Ray régla le maréchal-ferrant non sans grogner psychiquement :

-Nous ne sommes pas en mission pour le Service et je ne pense pas que la Sécurité Galactique te versera des indemnités. Pour l'heure, tous les frais sont à ta charge!

-Allons, pas de pessimisme. À quoi servirait la fortune sinon à la dépenser!

À l'instant de monter en selle, un sentiment d'inquiétude traversa l'esprit de Marc. Oliver! Il se maudit d'avoir oublié que le gamin n'avait pas subi l'entraînement des agents du S.S.P.P.

Pour le moment, il flattait l'encolure de sa monture et lui caressait le museau.

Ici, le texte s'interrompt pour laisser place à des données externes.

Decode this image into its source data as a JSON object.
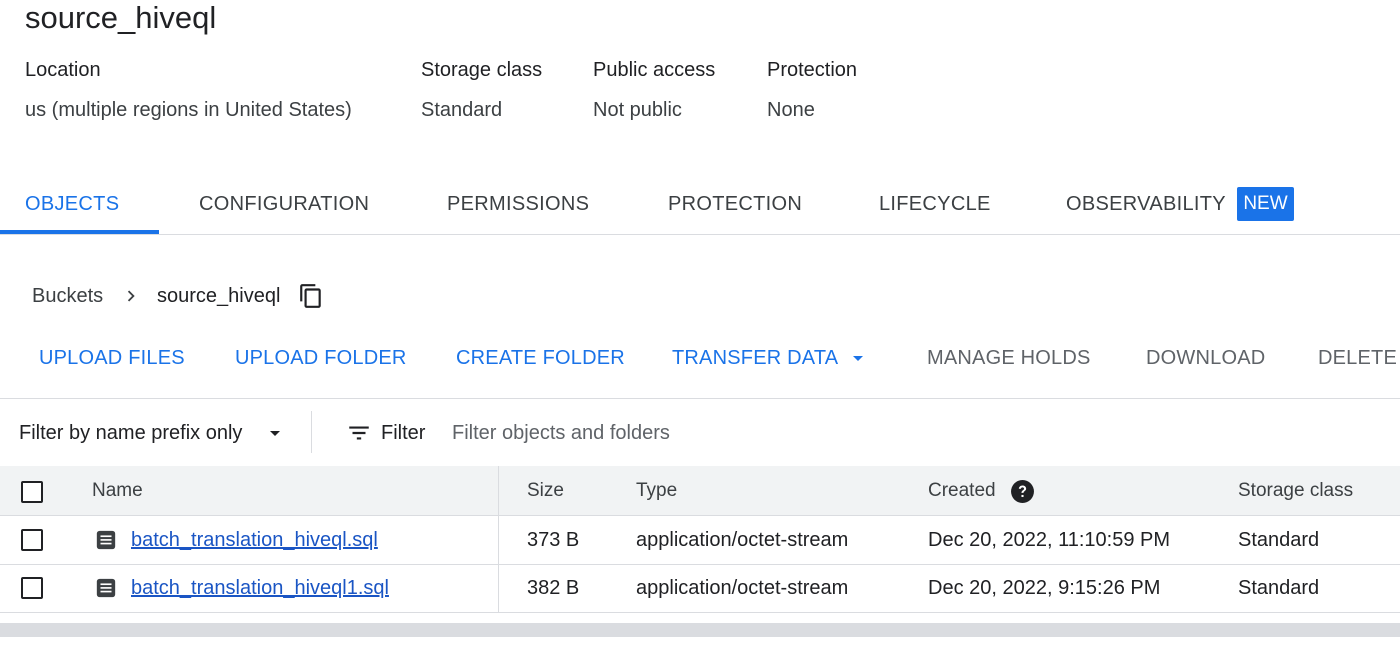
{
  "bucket": {
    "title": "source_hiveql",
    "details": [
      {
        "label": "Location",
        "value": "us (multiple regions in United States)"
      },
      {
        "label": "Storage class",
        "value": "Standard"
      },
      {
        "label": "Public access",
        "value": "Not public"
      },
      {
        "label": "Protection",
        "value": "None"
      }
    ]
  },
  "tabs": [
    {
      "label": "OBJECTS",
      "active": true
    },
    {
      "label": "CONFIGURATION"
    },
    {
      "label": "PERMISSIONS"
    },
    {
      "label": "PROTECTION"
    },
    {
      "label": "LIFECYCLE"
    },
    {
      "label": "OBSERVABILITY",
      "badge": "NEW"
    }
  ],
  "breadcrumb": {
    "root": "Buckets",
    "current": "source_hiveql"
  },
  "actions": {
    "upload_files": "UPLOAD FILES",
    "upload_folder": "UPLOAD FOLDER",
    "create_folder": "CREATE FOLDER",
    "transfer_data": "TRANSFER DATA",
    "manage_holds": "MANAGE HOLDS",
    "download": "DOWNLOAD",
    "delete": "DELETE"
  },
  "filter": {
    "mode": "Filter by name prefix only",
    "button": "Filter",
    "placeholder": "Filter objects and folders"
  },
  "table": {
    "columns": {
      "name": "Name",
      "size": "Size",
      "type": "Type",
      "created": "Created",
      "storage_class": "Storage class"
    },
    "rows": [
      {
        "name": "batch_translation_hiveql.sql",
        "size": "373 B",
        "type": "application/octet-stream",
        "created": "Dec 20, 2022, 11:10:59 PM",
        "storage_class": "Standard"
      },
      {
        "name": "batch_translation_hiveql1.sql",
        "size": "382 B",
        "type": "application/octet-stream",
        "created": "Dec 20, 2022, 9:15:26 PM",
        "storage_class": "Standard"
      }
    ]
  },
  "icons": {
    "breadcrumb_separator": "chevron-right-icon",
    "copy": "copy-icon",
    "dropdown": "arrow-drop-down-icon",
    "filter": "filter-list-icon",
    "help": "help-icon",
    "file": "file-icon"
  },
  "colors": {
    "accent": "#1a73e8",
    "header_bg": "#f1f3f4",
    "border": "#dadce0"
  }
}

-Il faut qu'il s'habitue à mon odeur, expliqua-t-il à Marc.

-As-tu déjà monté?

Le gamin éclata de rire.

-Sur Terrania XXV, mon père m'avait offert un cheval. Il prétendait qu'un astronaute devait se familiariser avec tous les moyens de locomotion, même les plus primitifs. Il m'a donné mes premières leçons, comme pour le tir à l'arc.

-C'était une sage précaution!

Oliver sauta avec légèreté en selle et suivit ses compagnons. Dès la sortie du village, ils s'engagèrent sur un chemin de terre battue.